Deste modo, na al. a) do nº 2 do art. 75º da LGT, estabelece ser necessário que as declarações, a contabilidade ou escrita revelem “… omissões, erros, inexatidões ou indícios fundados de que não refletem ou impeçam o conhecimento da matéria tributável real do sujeito passivo”, o que significa que não são quaisquer erros ou omissões que fazem cessar a presunção de veracidade plasmada no nº 1 do preceito; é necessário que essas omissões, erros, inexatidões sejam de molde a impedir o conhecimento direto da matéria tributável real dos contribuintes, ou que existam indícios fundados de que a mesma (contabilidade) não reflete a matéria tributária real.
Em sede de IRC, e conformando-se com tudo o acima mencionado, estabelecia, à data dos factos, o artigo 54º do CIRC, o seguinte:
“A determinação do lucro tributável por métodos indirectos, salvo em caso de aplicação do regime simplificado, e sem prejuízo do disposto no nº 11 do artigo anterior, é efectuada pelo director de finanças da área da sede, direcção efectiva ou estabelecimento estável do sujeito passivo ou por funcionário em que este delegue, e baseia-se em todos os elementos de que a administração tributária disponha, de acordo com o artigo 90º da lei geral tributária e demais normas legais aplicáveis.”
Importa, por isso, trazer à colação os artigos 87º a 89º da Lei Geral Tributária.
O artigo 87º da LGT, elenca, de forma taxativa, as várias situações em que é possível lançar mão destes métodos indiretos de tributação, estabelecendo no seu nº 1, na parte relevante para os presentes autos, o seguinte:
“1 - A avaliação indirecta só pode efectuar-se em caso de:
(…)
b) Impossibilidade de comprovação e quantificação directa e exacta dos elementos indispensáveis à correcta determinação da matéria tributável de qualquer imposto;
c) A matéria tributável do sujeito passivo se afastar, sem razão justificada, mais de 30% para menos ou, durante três anos seguidos, mais de 15% para menos, da que resultaria da aplicação dos indicadores objectivos da actividade de base técnico-científica referidos na presente lei.

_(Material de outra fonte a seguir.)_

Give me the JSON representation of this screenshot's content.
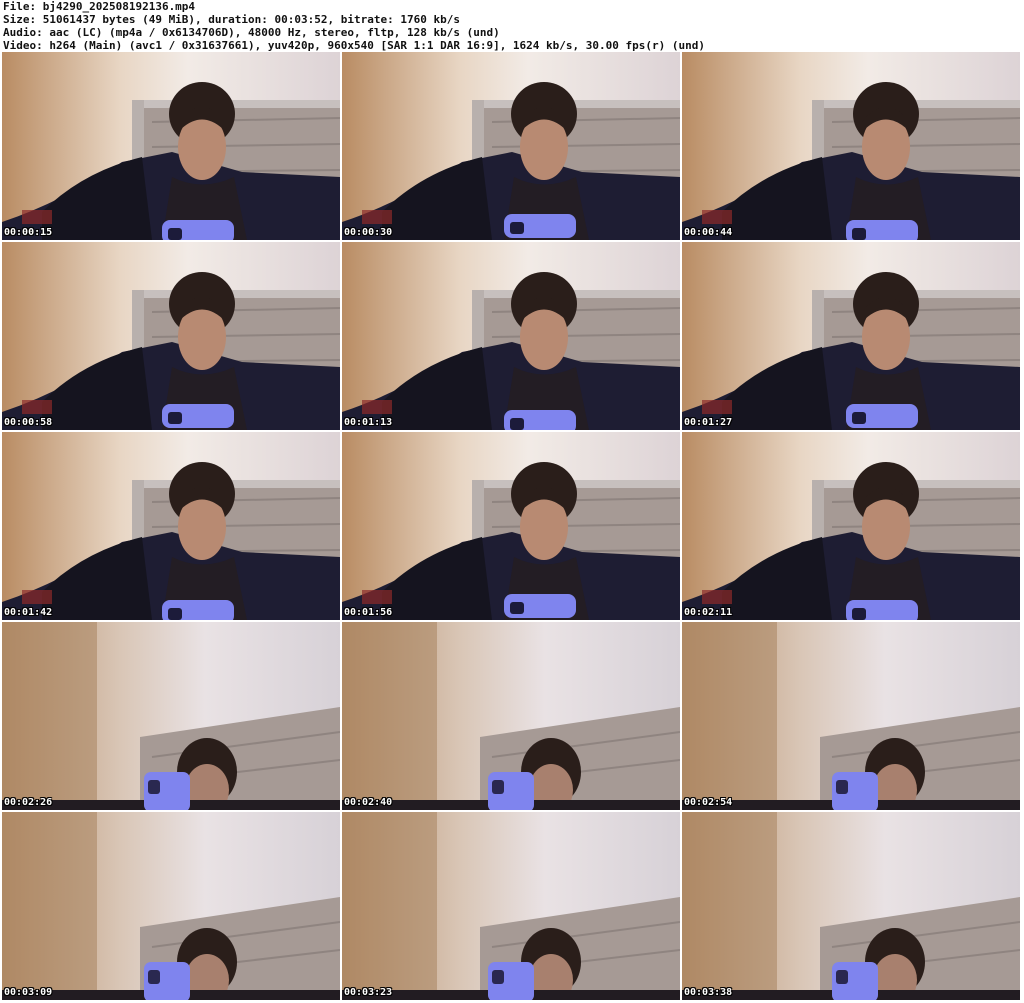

d) Os rendimentos declarados em sede de IRS se afastarem significativamente para menos, sem razão justificada, dos padrões de rendimento que razoavelmente possam permitir as manifestações de fortuna evidenciadas pelo sujeito passivo nos termos do artigo 89.º-A;
e) Os sujeitos passivos apresentarem, sem razão justificada, resultados tributáveis nulos ou prejuízos fiscais durante três anos consecutivos, salvo nos casos de início de actividade, em que a contagem deste prazo se faz do termo do terceiro ano, ou em três anos durante um período de cinco.
f) Existência de uma divergência não justificada de, pelo menos, um terço entre os rendimentos declarados e o acréscimo de património ou o consumo evidenciados pelo sujeito passivo no mesmo período de tributação.”
Mais, o art. 88º do diploma a que nos temos vindo a reportar, esclarece ainda quais são as situações concretas a que se refere a al. b) do nº 1 do preceito anteriormente mencionado, determinando que estamos perante situações enquadráveis na referida alínea sempre que ocorra uma das seguintes situações:
“(…)
a) Inexistência ou insuficiência de elementos de contabilidade ou declaração, falta ou atraso de escrituração dos livros e registos ou irregularidades na sua organização ou execução quando não supridas no prazo legal, mesmo quando a ausência desses elementos se deva a razões acidentais;
b) Recusa de exibição da contabilidade e demais documentos legalmente exigidos, bem como a sua ocultação, destruição, inutilização, falsificação ou viciação;
c) Existência de diversas contabilidades ou grupos de livros com o propósito de simulação da realidade perante a administração tributária e erros e inexactidões na contabilidade das operações não supridos no prazo legal.
d) Existência de manifesta discrepância entre o valor declarado e o valor de mercado de bens ou serviços, bem como de factos concretamente identificados através dos quais seja patenteada uma capacidade contributiva significativamente maior do que a declarada.”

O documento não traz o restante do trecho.